Feb 12, 2012 19:28
My stress level is through the f-ing roof right now. Damn Seabra, damn my job, damn all responsibilities that go with my job. Nine years at this god forsaken place being treated like that wad of gum stuck to the bottom of someone's shoe. I came so close to snapping yesterday at the manager and at everybody around me on saturday. It's not a good sign when I'm completely silent. I don't mean the keeping quiet while listening to somebody silent. I mean the forcefully-suppressed-rage-ready-to-kill-at-a-moment's-notice kind of silent where you won't even respond to any directed questions. I'm either going to quit or get myself fired, but I'll address that later.
On top of that, by the time I've stopped feeling angry, I'm clearly both mentally and physcially stressed. You can tell by the way I move or how I talk in front of employees and customers. I've been having panic attacks because of the overwhemling stress at work. Nausea, light-headedness, dizziness, chest pains, sweating, shortness of breath (hasn't quite become hyperventilation yet), hot/cold flashes, mild burning sensations, and in rare cases, vertigo. Before anyone starts to worry, this only happens while I'm on the job. But the frequency of these has increased since November. I'm either already having one within thirty minutes of punching in or at some point mid-shift.
Bottom line is I can't do this anymore. I can't stand retail any longer. Right now, I'm looking at a few alternatives:
1) (Rage) quit my job and continue the job search, knowing fully that I only have enough money to survive on for the next three months.
2) Continue working there and put up with all the stress while I'm looking for a job.
3) Quitting my position at the front desk and returning to the life of a regular cashier, or eliminate all interdepartmental duties.
The first option is looking mighty appealing. Considering I told the store manager and my department manager three months ago to "start finding a replacement for me because I'm actively looking for a new job" and neither person took my words seriously.
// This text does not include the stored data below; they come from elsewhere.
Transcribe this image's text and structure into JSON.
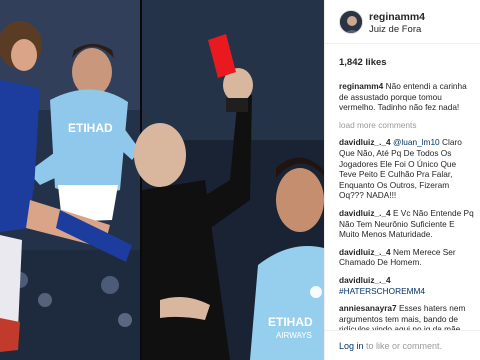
{
  "post": {
    "image": {
      "left_panel_colors": {
        "city_blue": "#8fc8ea",
        "city_shorts": "#ffffff",
        "chelsea_blue": "#1c3c9e",
        "crowd": "#2a3a55"
      },
      "right_panel_colors": {
        "referee_black": "#101010",
        "card_red": "#e8191f",
        "city_blue": "#96cfee"
      },
      "shirt_text": "ETIHAD",
      "shirt_subtext": "AIRWAYS"
    },
    "header": {
      "username": "reginamm4",
      "location": "Juiz de Fora"
    },
    "likes_text": "1,842 likes",
    "caption": {
      "author": "reginamm4",
      "text": "Não entendi a carinha de assustado porque tomou vermelho. Tadinho não fez nada!"
    },
    "load_more": "load more comments",
    "comments": [
      {
        "author": "davidluiz_._4",
        "mention": "@luan_lm10",
        "text": "Claro Que Não, Até Pq De Todos Os Jogadores Ele Foi O Único Que Teve Peito E Culhão Pra Falar, Enquanto Os Outros, Fizeram Oq??? NADA!!!"
      },
      {
        "author": "davidluiz_._4",
        "mention": "",
        "text": "E Vc Não Entende Pq Não Tem Neurônio Suficiente E Muito Menos Maturidade."
      },
      {
        "author": "davidluiz_._4",
        "mention": "",
        "text": "Nem Merece Ser Chamado De Homem."
      },
      {
        "author": "davidluiz_._4",
        "mention": "#HATERSCHOREMM4",
        "text": ""
      },
      {
        "author": "anniesanayra7",
        "mention": "",
        "text": "Esses haters nem argumentos tem mais, bando de ridículos vindo aqui no ig da mãe dele falar merd@, parem que tá micão demais!!!"
      }
    ],
    "footer": {
      "login_label": "Log in",
      "rest": " to like or comment."
    }
  }
}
Ever since I assumed the responsibilities of the Front End Manager last year in January, and even after handing it back over to the actualy Front End Manager mid-April, I've been expected to maintain and continue with those responsibilities. For the $8 an hour I'm making after nine years of employment, when minimum wage is $7.40 an hour, it's not worth it. On top of it, I'm only part time and I'm expected to do everything. (Did I mention that I didn't even get so much as a thank you for voluntarily filling a full-time position? The company knew for six months she was going on maternity leave and never bothered to find a replacement.)
When the FE Manager isn't around, I'm expected to deal with banks and double charges, bad checks and their payments, correcting Western Union utility payment, MoneyGram, hunting down lost transactions, fixing multiple mistakes of cashiers, having to completely open the cash office and front office (and other responsibilities I will not mention here) within a half hour of the store opening, having to complete daily paperwork by 11 AM while balancing customers and employees, having to call in other employees from other departments (when it's that department's responsibility), and many other things. Even the GM has told me to drop the customer I'm helping on the phone in favor of either doing something for him or helping the customer at the front desk (who was there long after I answered the phone).
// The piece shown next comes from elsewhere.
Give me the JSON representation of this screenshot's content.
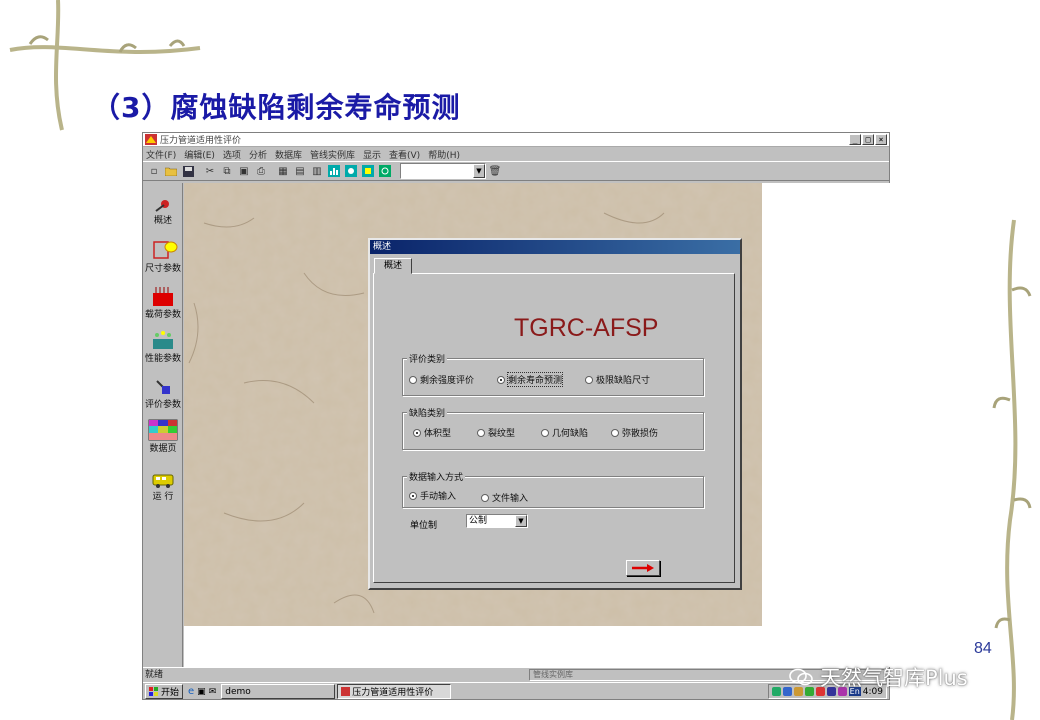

Too many people tell me to not let it bother me. But, I stare them down and ask them "Are you responsible for (insert examples from above)?" How can I not let it bother me if someone's constantly breathing down my neck because I haven't been able to do something yet. Do I have the time to do everything either? Hell no. Still, I'm expected to do it all during my shift, which leave several tasks finished in a half-assed state that appears to be in a completed state. Then I get reamed the following day by someone on some various managerial level because it wasn't done properly.
Others tell me to smile and keep working as if nothing was wrong. I'm tired of the frequent difficulties I have being brushed aside.
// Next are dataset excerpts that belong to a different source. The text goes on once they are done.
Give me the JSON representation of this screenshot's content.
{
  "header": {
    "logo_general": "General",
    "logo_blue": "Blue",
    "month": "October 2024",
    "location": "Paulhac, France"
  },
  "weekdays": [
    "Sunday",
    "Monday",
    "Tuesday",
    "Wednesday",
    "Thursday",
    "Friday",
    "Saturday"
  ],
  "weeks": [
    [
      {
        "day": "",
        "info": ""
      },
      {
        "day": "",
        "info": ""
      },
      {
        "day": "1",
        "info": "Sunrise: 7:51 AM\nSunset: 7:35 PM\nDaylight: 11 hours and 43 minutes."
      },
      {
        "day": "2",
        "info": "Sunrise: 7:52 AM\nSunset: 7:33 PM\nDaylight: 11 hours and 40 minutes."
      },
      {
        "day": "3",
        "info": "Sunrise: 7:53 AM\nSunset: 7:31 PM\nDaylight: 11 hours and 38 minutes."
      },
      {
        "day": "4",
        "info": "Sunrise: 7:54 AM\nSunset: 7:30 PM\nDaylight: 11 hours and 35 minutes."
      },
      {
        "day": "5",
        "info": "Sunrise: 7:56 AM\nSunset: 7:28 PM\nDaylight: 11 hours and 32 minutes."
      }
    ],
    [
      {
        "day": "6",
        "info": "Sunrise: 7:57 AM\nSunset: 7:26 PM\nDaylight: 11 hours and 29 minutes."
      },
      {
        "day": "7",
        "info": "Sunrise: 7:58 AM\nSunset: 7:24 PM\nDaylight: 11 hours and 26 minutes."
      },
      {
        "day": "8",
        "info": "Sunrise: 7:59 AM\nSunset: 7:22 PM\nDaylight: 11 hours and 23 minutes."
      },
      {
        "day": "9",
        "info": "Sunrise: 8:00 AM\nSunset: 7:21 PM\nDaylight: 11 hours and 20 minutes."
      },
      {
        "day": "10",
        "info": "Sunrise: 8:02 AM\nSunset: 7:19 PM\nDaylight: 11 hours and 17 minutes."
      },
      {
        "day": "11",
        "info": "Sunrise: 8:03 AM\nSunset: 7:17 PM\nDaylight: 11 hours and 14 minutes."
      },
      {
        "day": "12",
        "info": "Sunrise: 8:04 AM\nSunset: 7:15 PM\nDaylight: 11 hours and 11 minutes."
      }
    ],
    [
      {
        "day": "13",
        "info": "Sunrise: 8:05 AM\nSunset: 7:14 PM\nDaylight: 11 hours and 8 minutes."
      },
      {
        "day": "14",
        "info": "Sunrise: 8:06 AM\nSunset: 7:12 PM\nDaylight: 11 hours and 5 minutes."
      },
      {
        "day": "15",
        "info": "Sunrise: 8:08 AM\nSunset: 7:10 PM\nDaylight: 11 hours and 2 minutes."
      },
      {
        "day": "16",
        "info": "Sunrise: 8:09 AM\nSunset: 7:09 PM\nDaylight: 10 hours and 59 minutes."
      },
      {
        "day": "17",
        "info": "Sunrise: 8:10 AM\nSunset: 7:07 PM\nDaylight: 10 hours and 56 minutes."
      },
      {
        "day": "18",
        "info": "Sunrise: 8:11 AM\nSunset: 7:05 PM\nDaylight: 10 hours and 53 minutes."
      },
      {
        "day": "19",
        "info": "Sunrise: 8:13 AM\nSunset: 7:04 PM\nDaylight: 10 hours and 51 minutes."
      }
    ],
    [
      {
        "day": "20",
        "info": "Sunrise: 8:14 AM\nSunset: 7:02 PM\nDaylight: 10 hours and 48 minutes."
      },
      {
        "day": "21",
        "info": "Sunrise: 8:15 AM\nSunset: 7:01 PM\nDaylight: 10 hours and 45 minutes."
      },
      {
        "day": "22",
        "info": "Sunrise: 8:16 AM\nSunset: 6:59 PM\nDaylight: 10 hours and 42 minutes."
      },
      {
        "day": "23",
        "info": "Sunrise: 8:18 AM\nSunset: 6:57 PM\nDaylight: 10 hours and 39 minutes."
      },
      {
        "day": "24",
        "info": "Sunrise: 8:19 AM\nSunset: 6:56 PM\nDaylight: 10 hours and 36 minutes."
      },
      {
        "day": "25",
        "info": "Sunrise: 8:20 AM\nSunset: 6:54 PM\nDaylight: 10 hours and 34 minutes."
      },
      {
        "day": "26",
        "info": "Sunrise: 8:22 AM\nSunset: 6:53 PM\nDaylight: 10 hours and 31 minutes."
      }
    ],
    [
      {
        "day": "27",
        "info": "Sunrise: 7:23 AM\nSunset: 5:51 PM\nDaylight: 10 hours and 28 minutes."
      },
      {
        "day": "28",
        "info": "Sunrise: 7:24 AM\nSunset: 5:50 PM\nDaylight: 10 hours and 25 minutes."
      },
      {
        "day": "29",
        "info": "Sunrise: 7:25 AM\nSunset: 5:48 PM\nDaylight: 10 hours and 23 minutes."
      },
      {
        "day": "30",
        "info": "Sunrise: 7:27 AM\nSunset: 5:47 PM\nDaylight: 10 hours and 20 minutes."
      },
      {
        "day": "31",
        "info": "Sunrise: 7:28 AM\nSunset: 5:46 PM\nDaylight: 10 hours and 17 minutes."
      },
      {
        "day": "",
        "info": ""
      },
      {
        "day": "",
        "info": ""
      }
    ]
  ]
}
Only three or four people actually listen to and understand me at work...too bad they're not part of the management.
I need a day job that's worth my time and effort. I didn't go to college and get my Bachelor's so I could waste my life at Seabra. There was a time I enjoyed and tolerated my job, but that time's long gone.
Right now, I'll do anything...and I do mean ANYTHING to reduce the work-related stress in my life.